I use a non-Firefox browser at my own peril... I was getting worried there for a second! Another holiday brings another delay in box office reporting, and all the stand-up comedians get yet another freebie: "Why do we celebrate work by taking the day off? Huh? What's that all about?" Because work sucks, you moron. Even the average stand-up comedian has taken a hit in their pay lately, I'm assuming. But never fear, because healing is on the march. The whole North-South divide is finally over. We are a united people because of a little independent movie called The Help. This time next year? Tate Taylor will be the name on everyone's lips. So young, so wise, so rugged, so handsome, such an Oscar winner. Copies of Pretty Ugly People will be that much harder to find. What will his next project be? What rift will he breach, what wound to heal? I suggest the East Coast/West Coast rap wars be addressed in HBO Miniseries style. No shame in helming that these days! Look at what's his name... what was that guy's name, just won for The King's Speech. James Cameron's twin brother... Mr. Hooper! That's it.

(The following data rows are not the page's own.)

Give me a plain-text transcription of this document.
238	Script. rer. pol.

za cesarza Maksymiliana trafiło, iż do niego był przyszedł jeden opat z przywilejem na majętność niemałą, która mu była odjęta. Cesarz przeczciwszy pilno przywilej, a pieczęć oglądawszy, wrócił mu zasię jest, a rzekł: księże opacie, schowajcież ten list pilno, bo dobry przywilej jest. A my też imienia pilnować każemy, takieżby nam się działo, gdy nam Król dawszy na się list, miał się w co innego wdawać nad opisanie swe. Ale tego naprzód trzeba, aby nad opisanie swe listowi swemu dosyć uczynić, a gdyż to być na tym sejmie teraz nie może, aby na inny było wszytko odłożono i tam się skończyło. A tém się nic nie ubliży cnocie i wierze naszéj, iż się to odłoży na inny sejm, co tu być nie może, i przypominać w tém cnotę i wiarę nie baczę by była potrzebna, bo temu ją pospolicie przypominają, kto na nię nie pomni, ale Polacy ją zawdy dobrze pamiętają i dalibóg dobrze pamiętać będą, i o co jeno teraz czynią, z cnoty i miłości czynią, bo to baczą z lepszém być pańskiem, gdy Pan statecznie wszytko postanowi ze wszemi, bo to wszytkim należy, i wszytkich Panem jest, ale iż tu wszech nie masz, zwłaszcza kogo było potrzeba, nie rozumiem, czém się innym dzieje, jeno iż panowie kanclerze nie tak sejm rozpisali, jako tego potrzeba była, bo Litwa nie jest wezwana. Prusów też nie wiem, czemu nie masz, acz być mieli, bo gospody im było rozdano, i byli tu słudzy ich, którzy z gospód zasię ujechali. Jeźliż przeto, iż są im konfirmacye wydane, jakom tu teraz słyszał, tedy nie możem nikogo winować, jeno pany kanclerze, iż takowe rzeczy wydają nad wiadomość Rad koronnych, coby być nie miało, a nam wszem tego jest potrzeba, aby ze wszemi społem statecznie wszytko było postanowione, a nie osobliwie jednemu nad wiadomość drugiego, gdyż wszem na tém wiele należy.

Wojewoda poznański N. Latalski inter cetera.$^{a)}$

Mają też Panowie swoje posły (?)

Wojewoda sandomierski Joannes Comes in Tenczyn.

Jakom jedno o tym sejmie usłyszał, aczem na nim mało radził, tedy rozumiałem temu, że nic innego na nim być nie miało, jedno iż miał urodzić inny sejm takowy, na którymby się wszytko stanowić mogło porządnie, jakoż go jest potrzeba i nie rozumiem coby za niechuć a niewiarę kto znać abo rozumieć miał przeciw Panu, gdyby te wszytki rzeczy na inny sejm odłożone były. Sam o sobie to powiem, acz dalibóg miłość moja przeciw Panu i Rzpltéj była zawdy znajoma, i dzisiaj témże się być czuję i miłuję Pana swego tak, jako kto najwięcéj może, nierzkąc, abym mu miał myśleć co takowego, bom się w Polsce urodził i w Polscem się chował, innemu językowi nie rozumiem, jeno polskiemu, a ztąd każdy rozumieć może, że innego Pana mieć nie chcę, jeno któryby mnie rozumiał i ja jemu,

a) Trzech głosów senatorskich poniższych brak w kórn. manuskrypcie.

Anyway, critics are a little mixed about The Debt. They wouldn't be if Peter Morgan wrote the script. No, the powerhouse couple behind Kick Ass is responsible for the script. Now they're just getting greedy... rowr! Oh, she's so not single. Kick Ass 2: Balls to the Wall not going to happen? Blasphemy! Oh, I don't want to know any more. As for the instant case, well, I guess I would've paid better attention had I known that Jessica Chastain would be thrust upon an unsuspecting movie-going public like so much Amanda Seyfried. What is this, her third movie this year? How do some people get so busy? Also, everyone's, like, just jealous that Helen Mirren's trying to play someone in their 40s. She can do it all, baby! And she's done worse, lemme tell ya... I'm sorry, Maxim Magazine, I mean this. Or this! They like The Godfather too, after all.
The other debuts this week are... let me look. Some light, fluffy fare for the horror movie fans out there, probably nothing that will make it into the permanent collection. First, there's Apollo 18, a film that smacks faintly of a Christian production that managed to make it into the lamestream. God bless the motivated! There's also Shark Night 3D. Oh, Colbert's going to have a field day with this one... no, wait, he's afraid of bears. The plot? Sharks eat the cast of Jersey Shore, and the casts of several other reality shows. The American public, having long been trained to efficiently run through the five stages of grief, makes a surprising recovery.